Silver was convicted in November 2015, after a five-week trial, of charges that included honest services fraud, extortion and money laundering. Two weeks later, Dean G. Skelos, the Republican majority leader of the state Senate, was convicted in a separate corruption trial. Both men forfeited their seats upon their convictions.

The trials exposed Albany’s culture of secrecy, nepotism and influence peddling. But the convictions of Silver and Skelos were overturned last year on appeal, after the Supreme Court, in vacating the conviction of a former governor of Virginia, Bob McDonnell, narrowed the kind of quid-pro-quo actions that could constitute corruption.

The Supreme Court held that official action must involve concrete and formal government actions or decisions and not mere political courtesies, like setting up a meeting.

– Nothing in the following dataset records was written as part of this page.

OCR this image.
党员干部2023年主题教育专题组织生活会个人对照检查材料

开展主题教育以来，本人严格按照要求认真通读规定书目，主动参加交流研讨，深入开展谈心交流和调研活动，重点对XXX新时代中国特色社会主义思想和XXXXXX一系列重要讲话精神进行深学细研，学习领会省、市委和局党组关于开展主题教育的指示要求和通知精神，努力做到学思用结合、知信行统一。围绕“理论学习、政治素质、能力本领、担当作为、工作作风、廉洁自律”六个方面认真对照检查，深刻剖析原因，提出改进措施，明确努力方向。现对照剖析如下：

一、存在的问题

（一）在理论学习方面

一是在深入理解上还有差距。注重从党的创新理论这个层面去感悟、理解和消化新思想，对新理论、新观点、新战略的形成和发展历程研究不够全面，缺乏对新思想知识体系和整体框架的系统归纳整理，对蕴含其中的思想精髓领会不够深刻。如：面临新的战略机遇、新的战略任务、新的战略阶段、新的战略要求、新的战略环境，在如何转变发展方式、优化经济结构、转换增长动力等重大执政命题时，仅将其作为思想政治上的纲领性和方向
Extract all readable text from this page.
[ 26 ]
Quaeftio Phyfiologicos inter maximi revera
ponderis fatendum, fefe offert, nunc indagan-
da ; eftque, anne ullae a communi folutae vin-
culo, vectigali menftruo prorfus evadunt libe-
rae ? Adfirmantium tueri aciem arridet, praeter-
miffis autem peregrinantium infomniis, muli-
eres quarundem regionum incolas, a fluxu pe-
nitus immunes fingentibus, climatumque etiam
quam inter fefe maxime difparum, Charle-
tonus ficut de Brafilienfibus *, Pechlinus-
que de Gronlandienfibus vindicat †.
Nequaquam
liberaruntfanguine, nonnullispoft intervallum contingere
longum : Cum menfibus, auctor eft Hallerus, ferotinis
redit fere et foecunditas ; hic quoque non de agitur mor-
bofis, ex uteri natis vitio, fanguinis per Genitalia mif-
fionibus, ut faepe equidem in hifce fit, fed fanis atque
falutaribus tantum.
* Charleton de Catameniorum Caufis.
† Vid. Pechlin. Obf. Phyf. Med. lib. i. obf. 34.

The appeals court ruled that the jury instructions at Silver’s trial were erroneous, and that a properly instructed jury might not have convicted him. Prosecutors vowed to retry both former New York lawmakers; Silver’s trial went first.

In one scheme outlined for the jury, prosecutors said Silver had arranged to have the state Health Department award two grants totaling $500,000 to Taub. In return, the government alleged, Taub sent cancer patients with legal claims to a law firm, Weitz & Luxenberg, which sent a portion of its fees to Silver.

“Dr. Taub was Silver’s golden goose,” the prosecutor, Williams, said.

Taub said on Monday that before he began referring cases, he was told by a mutual friend that “Shelly wants cases,” adding, “That was the wording that I had heard.”

In a second scheme, the government charged that Silver arranged to have the two developers, Glenwood Management and the Witkoff Group, send tax business to a law firm, Goldberg & Iryami, which also gave Silver a portion of its fees. Silver then supported real estate legislation that benefited the developers, prosecutors said.

Silver, a Democrat who represented the Lower East Side of Manhattan, served for more than 20 years as the Assembly speaker. “He had no rivals, no peers in the Assembly,” Williams said. “And because of that tremendous power, he was practically untouchable. But he was also corrupt.”

In the courtroom, Silver was attentive and at times animated. He shook hands and chatted with people he knew in the seats behind him. At one point, he approached the three artists who would be sketching him, his arms out and palms up, and asked in his thick New York accent, “How we doin’, huh?”

The prosecution appeared to use its first witness, Amy Paulin, a Democratic assemblywoman from Westchester County, to bolster its depiction of Silver’s influence and lack of accountability.

Paulin was asked if, considering Silver’s access to discretionary funds, she knew that he had dispersed large sums of public money to entities he favored.

“It was assumed he would, but we never heard which ones,” she said, adding, “It was not transparent.”

Paulin said that she had asked Silver for $3 million for a widely backed measure to fight sex trafficking. She recalled his response when she later asked him why the money had not come through.

“His words were something to the effect of, ‘You do for me, I do for you,'” Paulin said.